Windows Defender rarely gets in the way. I think I recall only one case.
I would not exclude S:\fotok if this is the folder containing your images. A malicious file could be placed there, invading Defender.

The 1914 log has no unusual warnings. Just "sloe" entries for loading the database (15s is a bit slow for a database with only 250K files) and one entry because loading a file window took almost 7 seconds. But many data-driven categories were calculated at the time, so this may be OK.

NOTE: Running IMatch in debug logging is a severe performance drag since no in-memory caching is performed and everything is written directly to disk.

Nothing else is happening in this log file. At least nothing that is slow. No files indexed, no AutoTagger.

The 1950 log file shows AutoTagger running with OpenAI.
The AI time is about 5 seconds (response time). Due to the concurrent workflow with many things happening at the same time (AutoTagger processing up to 8 files in parallel, data-driven categories updated in parallel, etc.) things are really hard to interpret.

Basically I see this:

OpenAI takes 5 to 9 seconds (!) for reach response. Probably their systems were overloaded, as so often.
After each response is received, AutoTagger processes it, stores metadata and keywords etc. This does not even register, which means is is < 5ms. Applying the metadata template takes between 0.1 and 0.25s. All good.

A lot of categories are recalculated (metadata search).

At 19:17:20 this is logged [6078ms #sl] CIMEngineAIAutoTagger::AssignFilesToGroups

AutoTagger tried to assign a file to the "AutoTagger" category. And this took no time before (the longest was 0.1s) and now it suddenly takes 6 seconds! But why?
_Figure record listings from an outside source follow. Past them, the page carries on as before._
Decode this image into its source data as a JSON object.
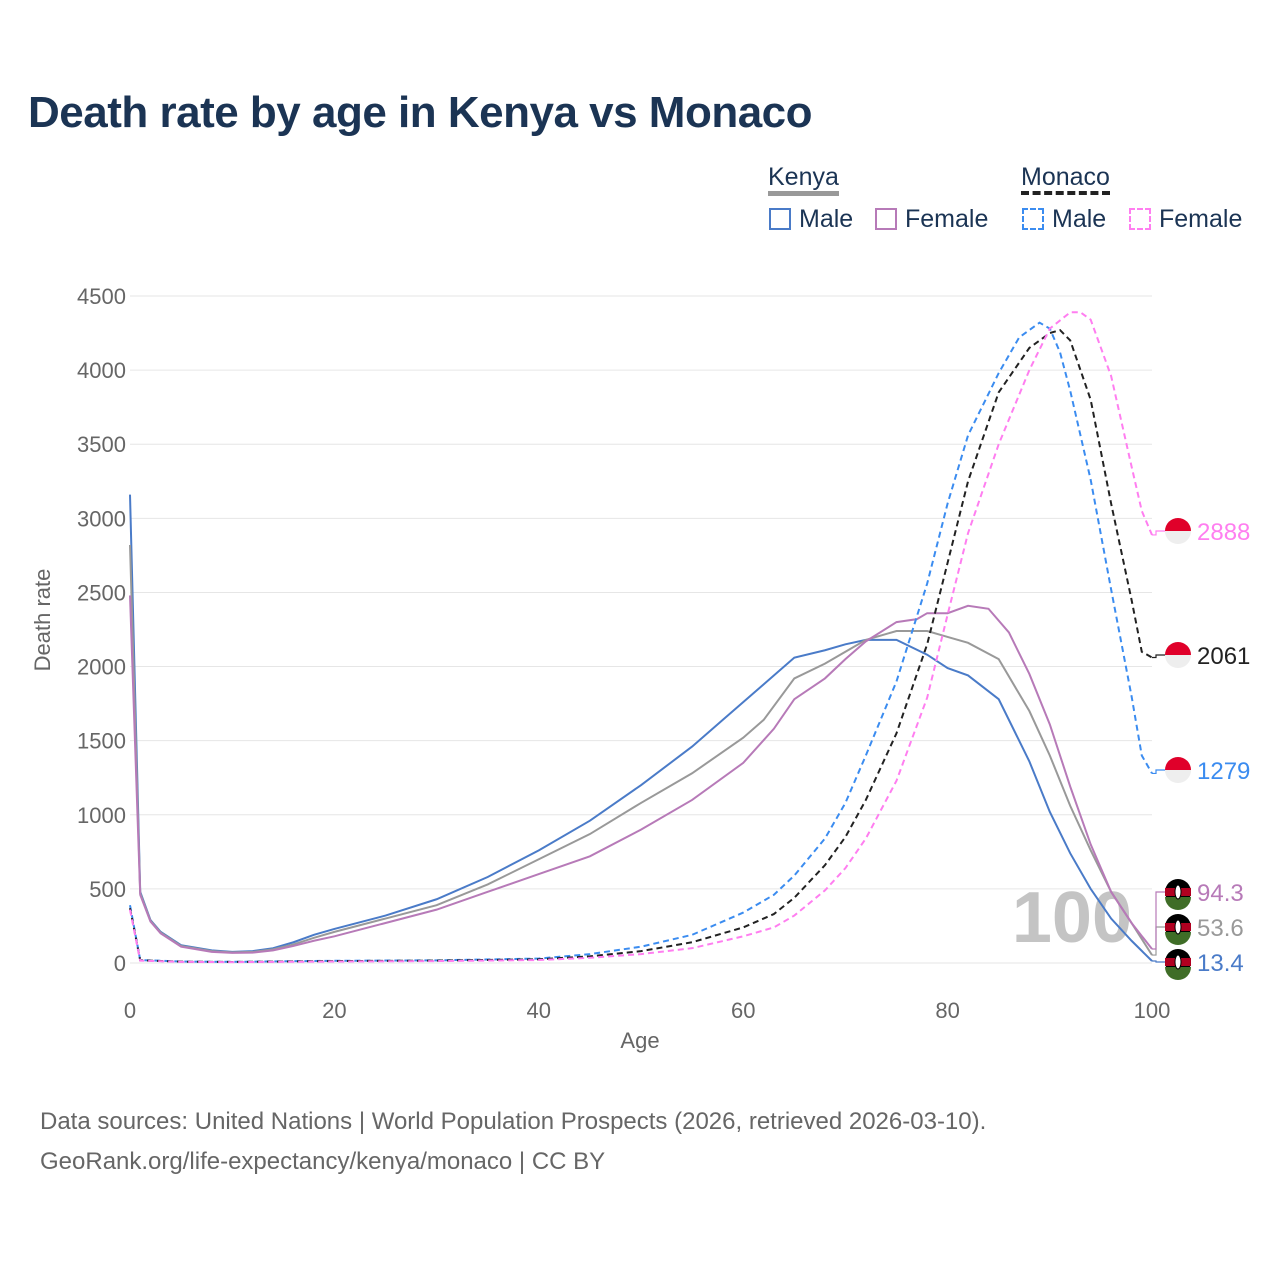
{
  "title": "Death rate by age in Kenya vs Monaco",
  "legend": {
    "group1": "Kenya",
    "group2": "Monaco",
    "male": "Male",
    "female": "Female"
  },
  "source_line1": "Data sources: United Nations | World Population Prospects (2026, retrieved 2026-03-10).",
  "source_line2": "GeoRank.org/life-expectancy/kenya/monaco | CC BY",
  "chart_data": {
    "type": "line",
    "title": "Death rate by age in Kenya vs Monaco",
    "xlabel": "Age",
    "ylabel": "Death rate",
    "xlim": [
      0,
      100
    ],
    "ylim": [
      0,
      4500
    ],
    "xticks": [
      0,
      20,
      40,
      60,
      80,
      100
    ],
    "yticks": [
      0,
      500,
      1000,
      1500,
      2000,
      2500,
      3000,
      3500,
      4000,
      4500
    ],
    "watermark": "100",
    "grid": true,
    "series": [
      {
        "name": "Kenya Male",
        "color": "#4a7bc8",
        "dash": false,
        "end_label": "13.4",
        "points": [
          [
            0,
            3160
          ],
          [
            1,
            480
          ],
          [
            2,
            290
          ],
          [
            3,
            210
          ],
          [
            5,
            120
          ],
          [
            8,
            85
          ],
          [
            10,
            75
          ],
          [
            12,
            80
          ],
          [
            14,
            100
          ],
          [
            16,
            140
          ],
          [
            18,
            190
          ],
          [
            20,
            230
          ],
          [
            25,
            320
          ],
          [
            30,
            430
          ],
          [
            35,
            580
          ],
          [
            40,
            760
          ],
          [
            45,
            960
          ],
          [
            50,
            1200
          ],
          [
            55,
            1460
          ],
          [
            58,
            1640
          ],
          [
            60,
            1760
          ],
          [
            62,
            1880
          ],
          [
            65,
            2060
          ],
          [
            68,
            2110
          ],
          [
            70,
            2150
          ],
          [
            72,
            2180
          ],
          [
            75,
            2180
          ],
          [
            78,
            2080
          ],
          [
            80,
            1990
          ],
          [
            82,
            1940
          ],
          [
            85,
            1780
          ],
          [
            88,
            1360
          ],
          [
            90,
            1020
          ],
          [
            92,
            740
          ],
          [
            94,
            500
          ],
          [
            96,
            300
          ],
          [
            98,
            150
          ],
          [
            100,
            13.4
          ]
        ]
      },
      {
        "name": "Kenya",
        "color": "#999999",
        "dash": false,
        "end_label": "53.6",
        "points": [
          [
            0,
            2820
          ],
          [
            1,
            470
          ],
          [
            2,
            285
          ],
          [
            3,
            205
          ],
          [
            5,
            115
          ],
          [
            8,
            80
          ],
          [
            10,
            72
          ],
          [
            12,
            75
          ],
          [
            14,
            92
          ],
          [
            16,
            125
          ],
          [
            18,
            170
          ],
          [
            20,
            210
          ],
          [
            25,
            300
          ],
          [
            30,
            390
          ],
          [
            35,
            530
          ],
          [
            40,
            700
          ],
          [
            45,
            870
          ],
          [
            50,
            1080
          ],
          [
            55,
            1280
          ],
          [
            60,
            1520
          ],
          [
            62,
            1640
          ],
          [
            65,
            1920
          ],
          [
            68,
            2020
          ],
          [
            70,
            2100
          ],
          [
            72,
            2180
          ],
          [
            75,
            2240
          ],
          [
            78,
            2240
          ],
          [
            80,
            2200
          ],
          [
            82,
            2160
          ],
          [
            85,
            2050
          ],
          [
            88,
            1700
          ],
          [
            90,
            1400
          ],
          [
            92,
            1060
          ],
          [
            94,
            760
          ],
          [
            96,
            480
          ],
          [
            98,
            270
          ],
          [
            100,
            53.6
          ]
        ]
      },
      {
        "name": "Kenya Female",
        "color": "#b77ab8",
        "dash": false,
        "end_label": "94.3",
        "points": [
          [
            0,
            2480
          ],
          [
            1,
            460
          ],
          [
            2,
            280
          ],
          [
            3,
            200
          ],
          [
            5,
            110
          ],
          [
            8,
            75
          ],
          [
            10,
            68
          ],
          [
            12,
            70
          ],
          [
            14,
            85
          ],
          [
            16,
            115
          ],
          [
            18,
            150
          ],
          [
            20,
            180
          ],
          [
            25,
            270
          ],
          [
            30,
            360
          ],
          [
            35,
            480
          ],
          [
            40,
            600
          ],
          [
            45,
            720
          ],
          [
            50,
            900
          ],
          [
            55,
            1100
          ],
          [
            60,
            1350
          ],
          [
            63,
            1580
          ],
          [
            65,
            1780
          ],
          [
            68,
            1920
          ],
          [
            70,
            2050
          ],
          [
            72,
            2170
          ],
          [
            75,
            2300
          ],
          [
            77,
            2320
          ],
          [
            78,
            2360
          ],
          [
            80,
            2360
          ],
          [
            82,
            2410
          ],
          [
            84,
            2390
          ],
          [
            86,
            2230
          ],
          [
            88,
            1950
          ],
          [
            90,
            1610
          ],
          [
            92,
            1190
          ],
          [
            94,
            800
          ],
          [
            96,
            480
          ],
          [
            98,
            270
          ],
          [
            100,
            94.3
          ]
        ]
      },
      {
        "name": "Monaco Male",
        "color": "#3b8cf0",
        "dash": true,
        "end_label": "1279",
        "points": [
          [
            0,
            390
          ],
          [
            1,
            20
          ],
          [
            5,
            10
          ],
          [
            10,
            8
          ],
          [
            20,
            15
          ],
          [
            30,
            18
          ],
          [
            40,
            30
          ],
          [
            45,
            60
          ],
          [
            50,
            110
          ],
          [
            55,
            190
          ],
          [
            60,
            340
          ],
          [
            63,
            460
          ],
          [
            65,
            590
          ],
          [
            68,
            840
          ],
          [
            70,
            1080
          ],
          [
            72,
            1400
          ],
          [
            75,
            1900
          ],
          [
            78,
            2560
          ],
          [
            80,
            3100
          ],
          [
            82,
            3560
          ],
          [
            85,
            3980
          ],
          [
            87,
            4220
          ],
          [
            89,
            4320
          ],
          [
            90,
            4280
          ],
          [
            91,
            4120
          ],
          [
            92,
            3860
          ],
          [
            94,
            3260
          ],
          [
            96,
            2520
          ],
          [
            98,
            1800
          ],
          [
            99,
            1400
          ],
          [
            100,
            1279
          ]
        ]
      },
      {
        "name": "Monaco",
        "color": "#222222",
        "dash": true,
        "end_label": "2061",
        "points": [
          [
            0,
            370
          ],
          [
            1,
            18
          ],
          [
            5,
            9
          ],
          [
            10,
            7
          ],
          [
            20,
            13
          ],
          [
            30,
            16
          ],
          [
            40,
            25
          ],
          [
            45,
            45
          ],
          [
            50,
            80
          ],
          [
            55,
            140
          ],
          [
            60,
            240
          ],
          [
            63,
            330
          ],
          [
            65,
            440
          ],
          [
            68,
            660
          ],
          [
            70,
            850
          ],
          [
            72,
            1100
          ],
          [
            75,
            1550
          ],
          [
            78,
            2150
          ],
          [
            80,
            2700
          ],
          [
            82,
            3250
          ],
          [
            85,
            3850
          ],
          [
            88,
            4150
          ],
          [
            90,
            4250
          ],
          [
            91,
            4270
          ],
          [
            92,
            4200
          ],
          [
            94,
            3800
          ],
          [
            96,
            3100
          ],
          [
            98,
            2450
          ],
          [
            99,
            2100
          ],
          [
            100,
            2061
          ]
        ]
      },
      {
        "name": "Monaco Female",
        "color": "#ff7ef0",
        "dash": true,
        "end_label": "2888",
        "points": [
          [
            0,
            360
          ],
          [
            1,
            16
          ],
          [
            5,
            8
          ],
          [
            10,
            6
          ],
          [
            20,
            10
          ],
          [
            30,
            13
          ],
          [
            40,
            20
          ],
          [
            45,
            35
          ],
          [
            50,
            60
          ],
          [
            55,
            100
          ],
          [
            60,
            180
          ],
          [
            63,
            240
          ],
          [
            65,
            320
          ],
          [
            68,
            490
          ],
          [
            70,
            640
          ],
          [
            72,
            840
          ],
          [
            75,
            1230
          ],
          [
            78,
            1790
          ],
          [
            80,
            2350
          ],
          [
            82,
            2900
          ],
          [
            85,
            3500
          ],
          [
            88,
            4000
          ],
          [
            90,
            4280
          ],
          [
            92,
            4390
          ],
          [
            93,
            4390
          ],
          [
            94,
            4340
          ],
          [
            96,
            3960
          ],
          [
            98,
            3350
          ],
          [
            99,
            3050
          ],
          [
            100,
            2888
          ]
        ]
      }
    ]
  }
}
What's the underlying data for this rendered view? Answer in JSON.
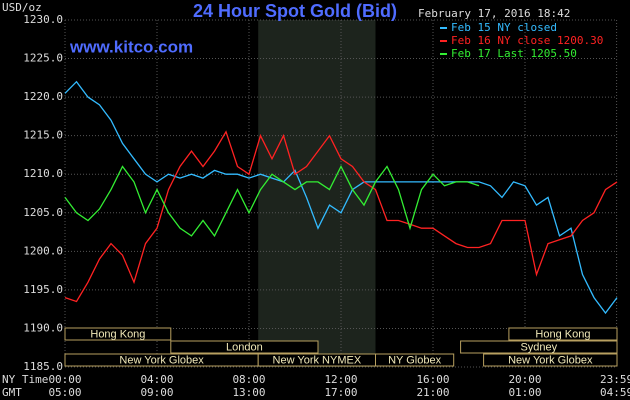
{
  "chart_data": {
    "type": "line",
    "title": "24 Hour Spot Gold (Bid)",
    "unit_label": "USD/oz",
    "timestamp": "February 17, 2016 18:42",
    "watermark": "www.kitco.com",
    "x_row_labels": [
      "NY Time",
      "GMT"
    ],
    "x": [
      0,
      0.5,
      1,
      1.5,
      2,
      2.5,
      3,
      3.5,
      4,
      4.5,
      5,
      5.5,
      6,
      6.5,
      7,
      7.5,
      8,
      8.5,
      9,
      9.5,
      10,
      10.5,
      11,
      11.5,
      12,
      12.5,
      13,
      13.5,
      14,
      14.5,
      15,
      15.5,
      16,
      16.5,
      17,
      17.5,
      18,
      18.5,
      19,
      19.5,
      20,
      20.5,
      21,
      21.5,
      22,
      22.5,
      23,
      23.5,
      24
    ],
    "xlim": [
      0,
      24
    ],
    "xticks": [
      {
        "value": 0,
        "label": "00:00"
      },
      {
        "value": 4,
        "label": "04:00"
      },
      {
        "value": 8,
        "label": "08:00"
      },
      {
        "value": 12,
        "label": "12:00"
      },
      {
        "value": 16,
        "label": "16:00"
      },
      {
        "value": 20,
        "label": "20:00"
      },
      {
        "value": 23.983,
        "label": "23:59"
      }
    ],
    "xticks_gmt": [
      "05:00",
      "09:00",
      "13:00",
      "17:00",
      "21:00",
      "01:00",
      "04:59"
    ],
    "ylim": [
      1185,
      1230
    ],
    "yticks": [
      {
        "value": 1185,
        "label": "1185.0"
      },
      {
        "value": 1190,
        "label": "1190.0"
      },
      {
        "value": 1195,
        "label": "1195.0"
      },
      {
        "value": 1200,
        "label": "1200.0"
      },
      {
        "value": 1205,
        "label": "1205.0"
      },
      {
        "value": 1210,
        "label": "1210.0"
      },
      {
        "value": 1215,
        "label": "1215.0"
      },
      {
        "value": 1220,
        "label": "1220.0"
      },
      {
        "value": 1225,
        "label": "1225.0"
      },
      {
        "value": 1230,
        "label": "1230.0"
      }
    ],
    "grid": true,
    "series": [
      {
        "name": "Feb 15 NY closed",
        "color": "#33bbff",
        "values": [
          1220.5,
          1222,
          1220,
          1219,
          1217,
          1214,
          1212,
          1210,
          1209,
          1210,
          1209.5,
          1210,
          1209.5,
          1210.5,
          1210,
          1210,
          1209.5,
          1210,
          1209.5,
          1209,
          1210.5,
          1207,
          1203,
          1206,
          1205,
          1208,
          1209,
          1209,
          1209,
          1209,
          1209,
          1209,
          1209,
          1209,
          1209,
          1209,
          1209,
          1208.5,
          1207,
          1209,
          1208.5,
          1206,
          1207,
          1202,
          1203,
          1197,
          1194,
          1192,
          1194
        ]
      },
      {
        "name": "Feb 16 NY close 1200.30",
        "color": "#ff2222",
        "values": [
          1194,
          1193.5,
          1196,
          1199,
          1201,
          1199.5,
          1196,
          1201,
          1203,
          1208,
          1211,
          1213,
          1211,
          1213,
          1215.5,
          1211,
          1210,
          1215,
          1212,
          1215,
          1210,
          1211,
          1213,
          1215,
          1212,
          1211,
          1209,
          1208,
          1204,
          1204,
          1203.5,
          1203,
          1203,
          1202,
          1201,
          1200.5,
          1200.5,
          1201,
          1204,
          1204,
          1204,
          1197,
          1201,
          1201.5,
          1202,
          1204,
          1205,
          1208,
          1209
        ]
      },
      {
        "name": "Feb 17 Last 1205.50",
        "color": "#33ee33",
        "values": [
          1207,
          1205,
          1204,
          1205.5,
          1208,
          1211,
          1209,
          1205,
          1208,
          1205,
          1203,
          1202,
          1204,
          1202,
          1205,
          1208,
          1205,
          1208,
          1210,
          1209,
          1208,
          1209,
          1209,
          1208,
          1211,
          1208,
          1206,
          1209,
          1211,
          1208,
          1203,
          1208,
          1210,
          1208.5,
          1209,
          1209,
          1208.5,
          null,
          null,
          null,
          null,
          null,
          null,
          null,
          null,
          null,
          null,
          null,
          null
        ]
      }
    ],
    "sessions": [
      [
        {
          "label": "Hong Kong",
          "start": 0,
          "end": 4.6
        },
        {
          "label": "Hong Kong",
          "start": 19.3,
          "end": 24
        }
      ],
      [
        {
          "label": "London",
          "start": 4.6,
          "end": 11
        },
        {
          "label": "Sydney",
          "start": 17.2,
          "end": 24
        }
      ],
      [
        {
          "label": "New York Globex",
          "start": 0,
          "end": 8.4
        },
        {
          "label": "New York NYMEX",
          "start": 8.4,
          "end": 13.5
        },
        {
          "label": "NY Globex",
          "start": 13.5,
          "end": 16.9
        },
        {
          "label": "New York Globex",
          "start": 18.2,
          "end": 24
        }
      ]
    ]
  }
}
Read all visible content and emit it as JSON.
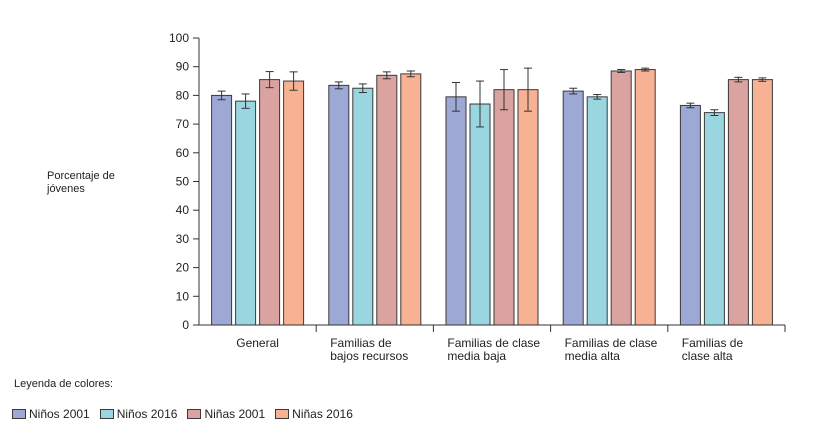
{
  "chart_data": {
    "type": "bar",
    "ylabel": "Porcentaje de jóvenes",
    "ylim": [
      0,
      100
    ],
    "yticks": [
      0,
      10,
      20,
      30,
      40,
      50,
      60,
      70,
      80,
      90,
      100
    ],
    "categories": [
      [
        "General"
      ],
      [
        "Familias de",
        "bajos recursos"
      ],
      [
        "Familias de clase",
        "media baja"
      ],
      [
        "Familias de clase",
        "media alta"
      ],
      [
        "Familias de",
        "clase alta"
      ]
    ],
    "series": [
      {
        "name": "Niños 2001",
        "color": "#9ea8d4",
        "values": [
          80,
          83.5,
          79.5,
          81.5,
          76.5
        ],
        "errors": [
          1.5,
          1.2,
          5.0,
          1.0,
          0.8
        ]
      },
      {
        "name": "Niños 2016",
        "color": "#99d6e0",
        "values": [
          78,
          82.5,
          77,
          79.5,
          74
        ],
        "errors": [
          2.5,
          1.5,
          8.0,
          0.8,
          1.0
        ]
      },
      {
        "name": "Niñas 2001",
        "color": "#dba3a0",
        "values": [
          85.5,
          87,
          82,
          88.5,
          85.5
        ],
        "errors": [
          2.8,
          1.2,
          7.0,
          0.5,
          0.8
        ]
      },
      {
        "name": "Niñas 2016",
        "color": "#f6b293",
        "values": [
          85,
          87.5,
          82,
          89,
          85.5
        ],
        "errors": [
          3.2,
          1.0,
          7.5,
          0.5,
          0.6
        ]
      }
    ],
    "legend_title": "Leyenda de colores:",
    "legend_position": "bottom-left",
    "grid": false
  }
}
Between when AutoTagger starts to assign the file to the category and the time it finishes (after 6 seconds) the user interface thread (which runs the IMatch UI) was performing many metadata searches caused by the @MetadataTag category formula. Each search takes about 1 second for your 250,000 files database and AutoTagger had to wait.

This search function uses a cache to reduce database access, but since AutoTagger runs and metadata is updated constantly, the cache is useless and database queries have to be run.

And this gets worse. I see AutoTagger taking (waiting) 7 seconds and more to assign one file to one category. Again, many metadata searches are run in-between by other threads.

I also see a log or metadata and category propagation going on. Do you use versioning and do you AutoTag master files?
Usually, as far as I can tell, propagation takes < 0.2 seconds. But I see outliers like

[10657ms #sl] CIMRelationManager::Propagate, where it once (!) took 10 seconds. At the same time,
[10860ms #sl] PTMDTemplateManager::ApplyTemplate in the same thread. But only once.

My impression is that, on your system and with your database, calculating data-driven and @Metadata formulas brings performance down.

Please check that the "Direct assignments only" option is enabled for both the "IMatch Standard Categories" and the "IMatch Workflow Categories" categories. 

If you have data-driven categories or categories using @Metadata formulas on the top-level (below @All), move them to a parent group, set this group to "direct assignments only" and collapse it.

Disable the option "Assign autotagged files to a category" in your AutoTagger setting. Repeat your test.

Another test would be to make a copy of your database (close IMatch, copy the database file, open that copy) and then remove all categories you don't need. Remove "IMatch Workflow Categories".  Repeat your test.